If you are looking for innovative detailed high performance design, this paper is for you. An example from the section on writer-writer coordination:

Masstree writers coordinate using per-node spinlocks. A node’s lock is stored in a single bit in its version counter. Any modification to a node’s keys or values requires holding the node’s lock. Some data is protected by other nodes’ locks, however. A node’s parent pointer is protected by its parent’s lock, and a border node’s prev pointer is protected by its previous sibling’s lock. This minimizes the simultaneous locks required by split operations; when an interior node splits, for example, it can assign its children’s parent pointers without obtaining their locks.

Here's the live blog writeup:

Let’s build a new fast KV-store! Would like to perform well on hard workloads! Should support range queries, skewed key popularity, small K-V pairs, many puts, and arbitrary keys. Their first attempt was a fast binary tree, achieving 3.7M qps, if sufficiently high-bandwidth network and disk hardware provisioned. Bottleneck turns out to be DRAM, so optimize caching craftiness, get 1.5x better performance. Their optimized thing is called “Masstree”. They evaluated it on a 16-node cluster with a bunch of SSDs, 64 GB RAM and 10 Gbps NIC per machine. In fact, when looking at local performance (without network/disk bottlenecks), cache craftiness results in a 1.7x improvement (I thought they said that they’d already evaded those bottlenecks?!).

To reduce DRAM latency, they constructed a lock-free, unbalanced 4-way tree with the same concurrency properties as a binary tree, but is only half as deep for the same amount of data -- plus each node fits into a cache line. However, it is pessimal (O(N)) for sequential inserts, so look at a balanced B+tree instead. Their particular implementation uses optimistic concurrency with versioning. It turns out, however, that the B+tree is 11% slower than the 4-way tree (because of cache line optimization, and since all nodes are full, while for their B+tree, only ~75% are)! Now realize that we can do software prefetch to get read multiple cache lines at a time with the B+tree, and things get 9% better than the 4-way tree. However, there are consistency issues with concurrent inserts in the B+tree (not with 4-way, as keys don’t move), so pre-pend a “permuter” (index list array) to each node, so we can atomically swap keys around. But there is an issue with long keys -- they require multiple memory accesses, and throughput drops rapidly as keys get longer. So they use a Trie of B+trees, with each level (B+tree) responsible for 8 bytes of key length. Now throughput scales much better. “Masstree” is the union of all these optimizations (I think), and despite having a trie of B+trees in it, it is 8% more efficient than a single B+tree with all the other optimizations.
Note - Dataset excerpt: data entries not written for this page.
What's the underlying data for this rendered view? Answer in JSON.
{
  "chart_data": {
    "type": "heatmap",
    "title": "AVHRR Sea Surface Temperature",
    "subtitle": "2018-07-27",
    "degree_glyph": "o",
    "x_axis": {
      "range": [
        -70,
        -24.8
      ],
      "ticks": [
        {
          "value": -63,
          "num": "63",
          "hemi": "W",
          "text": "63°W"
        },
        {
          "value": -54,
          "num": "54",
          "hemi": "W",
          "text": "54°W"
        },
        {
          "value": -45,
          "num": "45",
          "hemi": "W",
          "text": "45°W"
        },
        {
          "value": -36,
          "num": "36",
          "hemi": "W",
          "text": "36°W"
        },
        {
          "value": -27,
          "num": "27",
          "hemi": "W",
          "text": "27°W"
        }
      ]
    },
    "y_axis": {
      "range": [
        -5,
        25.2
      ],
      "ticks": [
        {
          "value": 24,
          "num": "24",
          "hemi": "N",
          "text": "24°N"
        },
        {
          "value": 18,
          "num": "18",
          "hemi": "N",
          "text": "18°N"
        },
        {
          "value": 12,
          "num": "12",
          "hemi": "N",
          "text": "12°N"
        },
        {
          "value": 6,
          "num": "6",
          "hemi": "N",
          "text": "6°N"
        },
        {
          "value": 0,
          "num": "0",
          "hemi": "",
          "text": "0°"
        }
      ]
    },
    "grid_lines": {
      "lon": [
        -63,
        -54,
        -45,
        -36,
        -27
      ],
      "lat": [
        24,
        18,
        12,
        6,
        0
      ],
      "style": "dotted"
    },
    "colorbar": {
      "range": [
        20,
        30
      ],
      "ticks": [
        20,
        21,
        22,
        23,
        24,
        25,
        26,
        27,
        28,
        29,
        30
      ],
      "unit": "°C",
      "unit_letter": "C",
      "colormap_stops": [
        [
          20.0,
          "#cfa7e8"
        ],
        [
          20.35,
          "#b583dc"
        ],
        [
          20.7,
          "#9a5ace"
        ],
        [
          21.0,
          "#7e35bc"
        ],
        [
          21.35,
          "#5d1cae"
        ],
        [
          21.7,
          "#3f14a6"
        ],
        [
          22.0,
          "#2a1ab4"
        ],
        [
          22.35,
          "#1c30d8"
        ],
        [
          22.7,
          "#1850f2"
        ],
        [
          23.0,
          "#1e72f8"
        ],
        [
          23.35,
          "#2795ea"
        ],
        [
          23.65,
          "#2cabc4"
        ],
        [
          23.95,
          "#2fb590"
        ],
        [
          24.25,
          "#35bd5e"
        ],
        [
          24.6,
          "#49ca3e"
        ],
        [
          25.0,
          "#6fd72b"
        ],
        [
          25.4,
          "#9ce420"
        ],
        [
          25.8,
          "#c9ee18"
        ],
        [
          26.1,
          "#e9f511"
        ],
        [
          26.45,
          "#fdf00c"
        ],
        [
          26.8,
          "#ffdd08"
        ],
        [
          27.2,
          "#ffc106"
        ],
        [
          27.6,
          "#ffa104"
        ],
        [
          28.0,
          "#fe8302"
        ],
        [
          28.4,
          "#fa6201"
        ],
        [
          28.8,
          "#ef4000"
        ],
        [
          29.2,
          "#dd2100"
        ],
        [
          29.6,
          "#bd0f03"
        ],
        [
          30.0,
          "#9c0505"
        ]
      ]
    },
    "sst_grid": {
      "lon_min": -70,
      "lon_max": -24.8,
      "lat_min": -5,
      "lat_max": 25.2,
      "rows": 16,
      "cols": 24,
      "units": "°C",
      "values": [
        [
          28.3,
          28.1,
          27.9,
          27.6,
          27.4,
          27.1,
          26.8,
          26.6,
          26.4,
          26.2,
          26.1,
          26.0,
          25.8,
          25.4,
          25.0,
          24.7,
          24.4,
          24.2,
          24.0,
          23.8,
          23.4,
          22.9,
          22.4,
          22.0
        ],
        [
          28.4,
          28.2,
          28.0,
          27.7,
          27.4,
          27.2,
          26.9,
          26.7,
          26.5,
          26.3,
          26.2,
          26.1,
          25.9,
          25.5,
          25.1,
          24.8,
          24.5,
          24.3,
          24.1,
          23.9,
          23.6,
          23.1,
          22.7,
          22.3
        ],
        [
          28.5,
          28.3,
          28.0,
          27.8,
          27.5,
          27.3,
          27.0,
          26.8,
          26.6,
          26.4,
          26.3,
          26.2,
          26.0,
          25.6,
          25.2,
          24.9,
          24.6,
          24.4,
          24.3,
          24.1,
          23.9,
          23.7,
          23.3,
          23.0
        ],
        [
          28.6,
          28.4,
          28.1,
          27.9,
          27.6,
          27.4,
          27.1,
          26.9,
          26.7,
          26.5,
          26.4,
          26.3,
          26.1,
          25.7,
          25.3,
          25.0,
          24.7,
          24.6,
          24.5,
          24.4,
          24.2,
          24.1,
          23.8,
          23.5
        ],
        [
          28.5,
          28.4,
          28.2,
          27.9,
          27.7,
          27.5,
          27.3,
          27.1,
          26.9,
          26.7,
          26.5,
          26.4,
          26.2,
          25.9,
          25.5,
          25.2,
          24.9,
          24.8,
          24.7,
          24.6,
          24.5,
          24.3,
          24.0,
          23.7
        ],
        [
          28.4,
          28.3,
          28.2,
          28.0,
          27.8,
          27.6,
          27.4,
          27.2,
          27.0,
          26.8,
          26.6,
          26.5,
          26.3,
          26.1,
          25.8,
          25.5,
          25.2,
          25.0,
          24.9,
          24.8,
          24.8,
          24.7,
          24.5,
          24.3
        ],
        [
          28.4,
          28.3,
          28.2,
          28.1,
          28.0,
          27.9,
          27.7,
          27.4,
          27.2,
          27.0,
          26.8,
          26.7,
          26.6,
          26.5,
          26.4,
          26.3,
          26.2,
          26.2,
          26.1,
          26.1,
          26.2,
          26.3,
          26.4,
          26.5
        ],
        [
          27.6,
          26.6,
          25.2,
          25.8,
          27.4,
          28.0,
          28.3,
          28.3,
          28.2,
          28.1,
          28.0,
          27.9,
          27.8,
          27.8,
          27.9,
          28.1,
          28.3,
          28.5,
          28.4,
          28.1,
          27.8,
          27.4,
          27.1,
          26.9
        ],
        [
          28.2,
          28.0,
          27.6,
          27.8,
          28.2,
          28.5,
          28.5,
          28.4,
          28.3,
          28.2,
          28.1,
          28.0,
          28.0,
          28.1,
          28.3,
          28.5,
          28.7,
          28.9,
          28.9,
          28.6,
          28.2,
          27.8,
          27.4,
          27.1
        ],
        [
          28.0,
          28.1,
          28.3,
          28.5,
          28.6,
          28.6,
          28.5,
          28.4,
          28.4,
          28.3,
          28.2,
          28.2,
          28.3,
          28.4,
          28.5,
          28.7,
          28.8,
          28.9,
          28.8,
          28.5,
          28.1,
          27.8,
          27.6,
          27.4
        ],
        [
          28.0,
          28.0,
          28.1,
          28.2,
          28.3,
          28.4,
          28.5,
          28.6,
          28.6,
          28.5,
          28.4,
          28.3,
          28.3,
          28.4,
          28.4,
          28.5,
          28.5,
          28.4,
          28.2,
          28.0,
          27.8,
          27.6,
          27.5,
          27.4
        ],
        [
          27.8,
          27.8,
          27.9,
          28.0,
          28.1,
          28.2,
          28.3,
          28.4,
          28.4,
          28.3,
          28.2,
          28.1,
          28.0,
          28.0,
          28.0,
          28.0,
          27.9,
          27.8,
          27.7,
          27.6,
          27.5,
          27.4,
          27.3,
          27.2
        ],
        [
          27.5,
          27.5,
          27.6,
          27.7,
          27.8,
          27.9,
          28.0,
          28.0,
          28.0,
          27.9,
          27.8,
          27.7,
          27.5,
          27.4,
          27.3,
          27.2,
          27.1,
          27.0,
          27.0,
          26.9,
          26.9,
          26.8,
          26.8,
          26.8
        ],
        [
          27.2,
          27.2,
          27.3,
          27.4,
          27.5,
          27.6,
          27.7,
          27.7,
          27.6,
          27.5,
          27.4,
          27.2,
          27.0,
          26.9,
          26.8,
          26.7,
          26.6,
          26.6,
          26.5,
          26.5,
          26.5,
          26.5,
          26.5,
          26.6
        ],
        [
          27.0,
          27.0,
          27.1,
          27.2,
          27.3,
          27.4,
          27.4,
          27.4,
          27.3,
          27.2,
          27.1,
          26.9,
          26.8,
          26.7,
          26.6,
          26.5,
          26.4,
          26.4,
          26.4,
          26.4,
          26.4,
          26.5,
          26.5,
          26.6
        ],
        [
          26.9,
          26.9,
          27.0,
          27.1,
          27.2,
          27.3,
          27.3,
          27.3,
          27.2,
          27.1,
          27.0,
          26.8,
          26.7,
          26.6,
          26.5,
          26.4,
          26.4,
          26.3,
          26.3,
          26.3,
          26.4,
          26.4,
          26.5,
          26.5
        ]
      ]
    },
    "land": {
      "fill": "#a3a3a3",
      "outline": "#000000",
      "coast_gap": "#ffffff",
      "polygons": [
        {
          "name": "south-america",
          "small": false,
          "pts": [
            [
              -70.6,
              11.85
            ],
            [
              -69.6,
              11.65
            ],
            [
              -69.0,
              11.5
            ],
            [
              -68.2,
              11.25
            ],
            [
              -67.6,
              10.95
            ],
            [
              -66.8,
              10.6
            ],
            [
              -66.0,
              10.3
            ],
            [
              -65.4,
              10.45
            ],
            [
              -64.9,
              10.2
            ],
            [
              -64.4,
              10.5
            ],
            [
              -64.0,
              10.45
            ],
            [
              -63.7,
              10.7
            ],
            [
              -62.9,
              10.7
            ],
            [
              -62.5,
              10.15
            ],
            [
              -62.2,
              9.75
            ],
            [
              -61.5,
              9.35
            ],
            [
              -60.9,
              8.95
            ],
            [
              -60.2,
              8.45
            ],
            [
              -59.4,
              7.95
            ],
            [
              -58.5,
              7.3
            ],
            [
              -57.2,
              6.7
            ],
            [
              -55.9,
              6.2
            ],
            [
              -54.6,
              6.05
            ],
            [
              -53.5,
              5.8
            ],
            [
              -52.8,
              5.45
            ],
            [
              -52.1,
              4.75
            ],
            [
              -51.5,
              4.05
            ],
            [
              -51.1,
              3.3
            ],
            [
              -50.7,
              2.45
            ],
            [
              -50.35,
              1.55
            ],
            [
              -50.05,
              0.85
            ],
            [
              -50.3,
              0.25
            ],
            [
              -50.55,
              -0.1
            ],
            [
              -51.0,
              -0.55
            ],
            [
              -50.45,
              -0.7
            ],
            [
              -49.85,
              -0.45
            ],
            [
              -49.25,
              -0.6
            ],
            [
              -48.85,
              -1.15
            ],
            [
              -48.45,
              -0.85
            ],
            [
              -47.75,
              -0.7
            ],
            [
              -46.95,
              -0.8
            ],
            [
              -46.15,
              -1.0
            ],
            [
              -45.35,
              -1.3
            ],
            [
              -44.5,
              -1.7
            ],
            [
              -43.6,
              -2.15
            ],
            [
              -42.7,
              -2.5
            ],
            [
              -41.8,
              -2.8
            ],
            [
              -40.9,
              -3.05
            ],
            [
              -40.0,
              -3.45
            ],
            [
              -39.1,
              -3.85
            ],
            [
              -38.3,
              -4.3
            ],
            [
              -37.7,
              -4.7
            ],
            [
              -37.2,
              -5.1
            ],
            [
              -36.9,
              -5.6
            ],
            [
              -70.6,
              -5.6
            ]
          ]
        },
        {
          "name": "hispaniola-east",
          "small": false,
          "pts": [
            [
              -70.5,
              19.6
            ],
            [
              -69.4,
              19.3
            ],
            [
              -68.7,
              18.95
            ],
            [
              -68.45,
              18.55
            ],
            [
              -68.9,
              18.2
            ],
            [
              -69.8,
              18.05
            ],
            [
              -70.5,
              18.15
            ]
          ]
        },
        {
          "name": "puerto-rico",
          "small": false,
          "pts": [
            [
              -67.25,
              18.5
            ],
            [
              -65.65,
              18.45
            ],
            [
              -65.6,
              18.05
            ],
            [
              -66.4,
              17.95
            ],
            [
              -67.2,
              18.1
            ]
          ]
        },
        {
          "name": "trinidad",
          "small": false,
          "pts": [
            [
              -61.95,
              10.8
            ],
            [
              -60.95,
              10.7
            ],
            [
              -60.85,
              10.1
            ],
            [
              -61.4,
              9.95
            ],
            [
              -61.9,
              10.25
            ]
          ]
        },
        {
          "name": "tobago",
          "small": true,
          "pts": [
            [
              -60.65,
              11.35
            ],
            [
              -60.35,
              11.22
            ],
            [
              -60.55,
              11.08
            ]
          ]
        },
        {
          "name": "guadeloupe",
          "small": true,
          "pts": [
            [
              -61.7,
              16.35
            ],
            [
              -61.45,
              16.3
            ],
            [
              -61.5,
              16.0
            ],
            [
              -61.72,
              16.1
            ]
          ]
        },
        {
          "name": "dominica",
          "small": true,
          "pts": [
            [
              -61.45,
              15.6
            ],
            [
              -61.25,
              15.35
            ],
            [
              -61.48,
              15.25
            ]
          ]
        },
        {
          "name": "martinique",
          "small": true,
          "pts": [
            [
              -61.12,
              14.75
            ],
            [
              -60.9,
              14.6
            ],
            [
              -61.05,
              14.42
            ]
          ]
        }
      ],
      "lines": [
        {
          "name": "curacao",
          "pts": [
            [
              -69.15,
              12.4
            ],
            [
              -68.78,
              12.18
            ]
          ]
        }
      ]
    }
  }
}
Evaluation finds that they are much faster than common NoSQL databases (MongoDB, VoltDB), faster than Redis, and competitive with memcached.

Now, how do we scale this to multi-core? Other systems have an instance per core, and partition the key space. Masstree uses a single, shared key that is accessed by all cores (presumably using the OCC+versioning techniques they alluded to). They find that their performance is basically constant as they scale load when running on 16 cores, while a statically partitioned Masstree performs better under low load, but loses out subsequently (it didn’t become entirely clear how they varied the load). They also find that they scale fairly well to 16 cores (about ⅕ drop in performance over perfect scalability).

From the conclusion of the paper:

Masstree is a persistent in-memory key-value database. Its design pays particular attention to concurrency and to efficiency for short and simple queries. Masstree keeps all data in memory in a tree, with fanout chosen to minimize total DRAM delay when descending the tree with prefetching. The tree is shared among all cores to preserve load balance when key popularities are skewed. It maintains high concurrency using optimistic concurrency control for lookup and local locking for updates. For good performance for keys with long shared prefixes, a Masstree consists of a trie-like concatenation of B+ trees, each of the latter supporting only fixed-length keys for efficiency. Logging and checkpointing provide consistency and durability.